Terminata la scuola i maschi andavano nei campi ad aiutare gli adulti mentre le femmine attendevano ai lavori domestici. Le bambine e ragazze imparavano molto presto a cucinare, rammendare i vestiti, lavarli e stirarli con il ferro da stiro riscaldato dalla carbonella”

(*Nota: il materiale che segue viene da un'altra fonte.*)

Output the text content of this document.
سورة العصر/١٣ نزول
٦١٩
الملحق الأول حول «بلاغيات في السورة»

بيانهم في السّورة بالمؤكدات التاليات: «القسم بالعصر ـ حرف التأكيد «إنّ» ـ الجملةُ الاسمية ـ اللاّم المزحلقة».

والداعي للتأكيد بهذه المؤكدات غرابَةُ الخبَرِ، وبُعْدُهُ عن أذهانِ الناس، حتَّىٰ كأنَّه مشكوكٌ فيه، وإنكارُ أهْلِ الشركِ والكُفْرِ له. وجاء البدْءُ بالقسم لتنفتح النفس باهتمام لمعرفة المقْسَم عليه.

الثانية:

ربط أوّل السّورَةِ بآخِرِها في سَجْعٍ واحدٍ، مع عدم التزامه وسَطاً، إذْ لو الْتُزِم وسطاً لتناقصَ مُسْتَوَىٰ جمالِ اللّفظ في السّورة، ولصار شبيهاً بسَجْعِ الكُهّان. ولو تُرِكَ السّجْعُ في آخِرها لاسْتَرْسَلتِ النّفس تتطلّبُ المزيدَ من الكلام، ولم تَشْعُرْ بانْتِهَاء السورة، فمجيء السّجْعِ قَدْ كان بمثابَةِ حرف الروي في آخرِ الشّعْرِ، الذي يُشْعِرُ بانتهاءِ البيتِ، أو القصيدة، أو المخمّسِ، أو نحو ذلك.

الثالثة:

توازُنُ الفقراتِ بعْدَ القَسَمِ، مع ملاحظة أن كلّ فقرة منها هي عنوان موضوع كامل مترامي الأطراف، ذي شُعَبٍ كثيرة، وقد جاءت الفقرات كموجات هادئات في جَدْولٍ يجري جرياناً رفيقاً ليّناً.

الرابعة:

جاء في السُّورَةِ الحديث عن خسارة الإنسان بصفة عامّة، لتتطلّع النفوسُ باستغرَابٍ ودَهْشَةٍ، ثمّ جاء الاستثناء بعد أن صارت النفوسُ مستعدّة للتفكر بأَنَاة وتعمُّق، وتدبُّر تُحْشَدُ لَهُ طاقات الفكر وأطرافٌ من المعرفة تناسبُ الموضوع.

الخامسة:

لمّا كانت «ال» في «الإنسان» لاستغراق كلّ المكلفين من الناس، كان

“Allora mancavamo del necessario, si lavorava tanto. La terra era generosa solo se gli dedicavamo tutte le nostre energie. C’era sempre qualcosa da fare: falciare l’erba, mietere il grano, battere la canapa, rastrellare il fieno, raccogliere la legna mungere, fare il pane per l’intera settimana, travasare il vino, insaccare le salcicce, filare la lana. Tutto e di più. Quanta fatica! Eppure eravamo sereni, quel poco che avevamo ci bastava”.